= Chiral magnetic effect =

Macroscopic quantum phenomenon involving electric current

Resistivity increases in a slab of zirconium pentatelluride with the strength of the applied magnetic field for all angles between the current and the field but the angle of 0° when they are parallel: in this configuration of the fields a chiral non-dissipative current appears.

Chiral magnetic effect (CME) is the generation of electric current along an external magnetic field induced by chirality imbalance. Fermions are said to be chiral if they keep a definite projection of spin quantum number on momentum. The CME is a macroscopic quantum phenomenon present in systems with charged chiral fermions, such as the quark–gluon plasma, or Dirac and Weyl semimetals. The CME is a consequence of chiral anomaly in quantum field theory; unlike conventional superconductivity or superfluidity, it does not require a spontaneous symmetry breaking. The chiral magnetic current is non-dissipative, because it is topologically protected: the imbalance between the densities of left-handed and right-handed chiral fermions is linked to the topology of fields in gauge theory by the Atiyah-Singer index theorem.

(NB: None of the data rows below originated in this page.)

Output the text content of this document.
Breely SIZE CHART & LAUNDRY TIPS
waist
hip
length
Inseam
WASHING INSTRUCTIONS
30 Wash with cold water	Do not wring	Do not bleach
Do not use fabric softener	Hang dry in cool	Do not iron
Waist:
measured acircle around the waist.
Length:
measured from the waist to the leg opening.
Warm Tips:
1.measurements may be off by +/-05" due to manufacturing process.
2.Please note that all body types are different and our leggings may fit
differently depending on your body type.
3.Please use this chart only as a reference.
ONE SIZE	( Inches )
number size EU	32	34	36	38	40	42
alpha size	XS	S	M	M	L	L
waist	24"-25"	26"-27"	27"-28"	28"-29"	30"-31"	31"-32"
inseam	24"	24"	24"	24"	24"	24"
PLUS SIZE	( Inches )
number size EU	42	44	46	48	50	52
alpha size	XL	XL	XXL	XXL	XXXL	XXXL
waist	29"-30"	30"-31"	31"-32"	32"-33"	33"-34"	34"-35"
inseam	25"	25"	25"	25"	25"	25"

The experimental observation of CME in a Dirac semimetal, zirconium pentatelluride (ZrTe_{5}), was reported in 2014 by a group from Brookhaven National Laboratory and Stony Brook University. The material showed a conductivity increase in the Lorentz force-free configuration of the parallel magnetic and electric fields.

In 2015, the STAR detector at Brookhaven's Relativistic Heavy Ion Collider and ALICE at CERN presented experimental evidence for the existence of CME in the quark–gluon plasma.